Revenue remained stable at $236.4 million for the quarter, with Same-Property RevPAR holding steady at $164.50 compared to the third quarter of 2024. While occupancy decreased by 100 basis points to 66.3%, this was offset by a 1.6% increase in Average Daily Rate to $248.09.
Same-Property Total RevPAR showed more strength, rising 3.7% to $289.76, driven by an 8.3% increase in food and beverage revenues.
"Our third quarter performance met our expectations and reflected a challenging operating environment in the lodging industry as a whole, including muted leisure demand during the summer months," said Marcel Verbaas, Chair and Chief Executive Officer of Xenia.
"Despite these challenges, Same-Property RevPAR for the quarter was flat and, excluding our assets in Houston, increased 2.9%."
The company’s shares have been trading at $12.74, with the stock maintaining a 3.9% dividend yield.
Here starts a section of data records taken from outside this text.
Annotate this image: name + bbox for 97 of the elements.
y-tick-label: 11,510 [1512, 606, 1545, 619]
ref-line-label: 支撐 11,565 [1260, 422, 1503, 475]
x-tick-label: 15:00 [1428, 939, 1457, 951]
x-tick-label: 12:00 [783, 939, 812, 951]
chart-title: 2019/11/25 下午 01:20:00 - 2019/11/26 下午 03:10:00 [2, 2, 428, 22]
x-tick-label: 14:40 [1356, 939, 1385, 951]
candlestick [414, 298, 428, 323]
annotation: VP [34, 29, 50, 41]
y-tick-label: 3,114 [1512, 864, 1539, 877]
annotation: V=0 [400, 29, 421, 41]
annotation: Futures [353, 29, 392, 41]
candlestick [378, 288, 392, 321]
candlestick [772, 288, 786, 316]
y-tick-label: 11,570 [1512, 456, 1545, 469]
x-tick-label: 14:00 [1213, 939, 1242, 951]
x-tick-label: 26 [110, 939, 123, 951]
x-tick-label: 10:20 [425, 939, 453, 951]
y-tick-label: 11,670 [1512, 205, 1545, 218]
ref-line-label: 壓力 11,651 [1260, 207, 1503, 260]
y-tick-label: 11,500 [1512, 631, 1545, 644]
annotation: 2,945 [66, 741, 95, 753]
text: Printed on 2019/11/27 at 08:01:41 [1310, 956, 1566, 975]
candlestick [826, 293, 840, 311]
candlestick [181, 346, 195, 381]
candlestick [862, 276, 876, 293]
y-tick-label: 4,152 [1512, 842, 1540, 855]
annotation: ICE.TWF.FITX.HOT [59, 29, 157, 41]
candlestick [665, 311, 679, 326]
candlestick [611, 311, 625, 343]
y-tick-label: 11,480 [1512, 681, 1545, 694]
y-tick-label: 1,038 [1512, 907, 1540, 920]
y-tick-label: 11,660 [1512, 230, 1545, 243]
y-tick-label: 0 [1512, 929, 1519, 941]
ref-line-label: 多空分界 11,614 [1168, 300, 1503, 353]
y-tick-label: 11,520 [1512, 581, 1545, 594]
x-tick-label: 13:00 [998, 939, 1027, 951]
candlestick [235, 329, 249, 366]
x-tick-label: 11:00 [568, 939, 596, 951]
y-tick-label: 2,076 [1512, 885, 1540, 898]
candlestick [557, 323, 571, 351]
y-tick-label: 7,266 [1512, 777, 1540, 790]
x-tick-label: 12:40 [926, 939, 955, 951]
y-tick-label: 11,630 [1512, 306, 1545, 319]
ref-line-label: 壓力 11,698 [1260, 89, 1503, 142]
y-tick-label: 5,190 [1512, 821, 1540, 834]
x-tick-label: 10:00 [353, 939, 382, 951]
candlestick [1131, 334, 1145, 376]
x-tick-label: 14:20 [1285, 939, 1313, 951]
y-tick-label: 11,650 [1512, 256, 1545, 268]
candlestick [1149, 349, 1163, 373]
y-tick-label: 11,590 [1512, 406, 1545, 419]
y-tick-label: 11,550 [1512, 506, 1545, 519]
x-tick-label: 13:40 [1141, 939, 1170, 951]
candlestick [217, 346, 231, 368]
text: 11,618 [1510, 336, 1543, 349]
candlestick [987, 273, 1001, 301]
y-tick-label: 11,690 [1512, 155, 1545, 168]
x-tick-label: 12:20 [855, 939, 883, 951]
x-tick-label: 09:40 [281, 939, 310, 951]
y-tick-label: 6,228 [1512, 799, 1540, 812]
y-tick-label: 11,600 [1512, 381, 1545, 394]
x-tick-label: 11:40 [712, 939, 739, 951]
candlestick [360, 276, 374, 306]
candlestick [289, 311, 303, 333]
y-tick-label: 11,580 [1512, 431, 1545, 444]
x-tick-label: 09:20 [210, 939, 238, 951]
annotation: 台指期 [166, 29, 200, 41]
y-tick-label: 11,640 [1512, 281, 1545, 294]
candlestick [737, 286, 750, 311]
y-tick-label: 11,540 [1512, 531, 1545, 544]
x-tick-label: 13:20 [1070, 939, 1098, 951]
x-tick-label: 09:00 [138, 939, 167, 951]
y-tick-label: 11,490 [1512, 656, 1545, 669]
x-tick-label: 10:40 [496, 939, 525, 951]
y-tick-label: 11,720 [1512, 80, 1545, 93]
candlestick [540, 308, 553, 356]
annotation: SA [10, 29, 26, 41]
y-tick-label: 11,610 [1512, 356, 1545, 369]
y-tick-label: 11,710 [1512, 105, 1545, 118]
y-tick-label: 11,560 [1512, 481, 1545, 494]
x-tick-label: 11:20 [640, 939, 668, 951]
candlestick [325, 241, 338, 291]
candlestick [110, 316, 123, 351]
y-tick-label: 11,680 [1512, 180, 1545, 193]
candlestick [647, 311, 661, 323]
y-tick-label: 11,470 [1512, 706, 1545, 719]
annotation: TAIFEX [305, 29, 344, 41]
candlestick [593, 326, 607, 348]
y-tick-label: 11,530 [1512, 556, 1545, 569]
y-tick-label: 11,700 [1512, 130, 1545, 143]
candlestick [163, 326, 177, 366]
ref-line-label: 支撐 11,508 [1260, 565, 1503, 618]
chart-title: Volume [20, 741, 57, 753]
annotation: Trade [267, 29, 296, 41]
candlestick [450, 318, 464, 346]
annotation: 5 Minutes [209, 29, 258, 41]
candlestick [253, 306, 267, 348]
For the full year 2025, Xenia expects Same-Property RevPAR to increase by 4% and Adjusted EBITDAre to reach $254 million at the midpoint of its updated guidance.
The Houston market was particularly challenging, with RevPAR declining 21.2% YoY due to tough comparisons from a short-term demand lift from Hurricane Beryl in the third quarter of last year.
This was partially offset by strong performance in Phoenix, where RevPAR surged 123.2% as Grand Hyatt Scottsdale continued its post-renovation stabilization.
During the quarter, Xenia repurchased 974,645 shares of common stock at a weighted-average price of $12.66 per share for approximately $12.3 million, demonstrating confidence in its long-term outlook despite near-term challenges.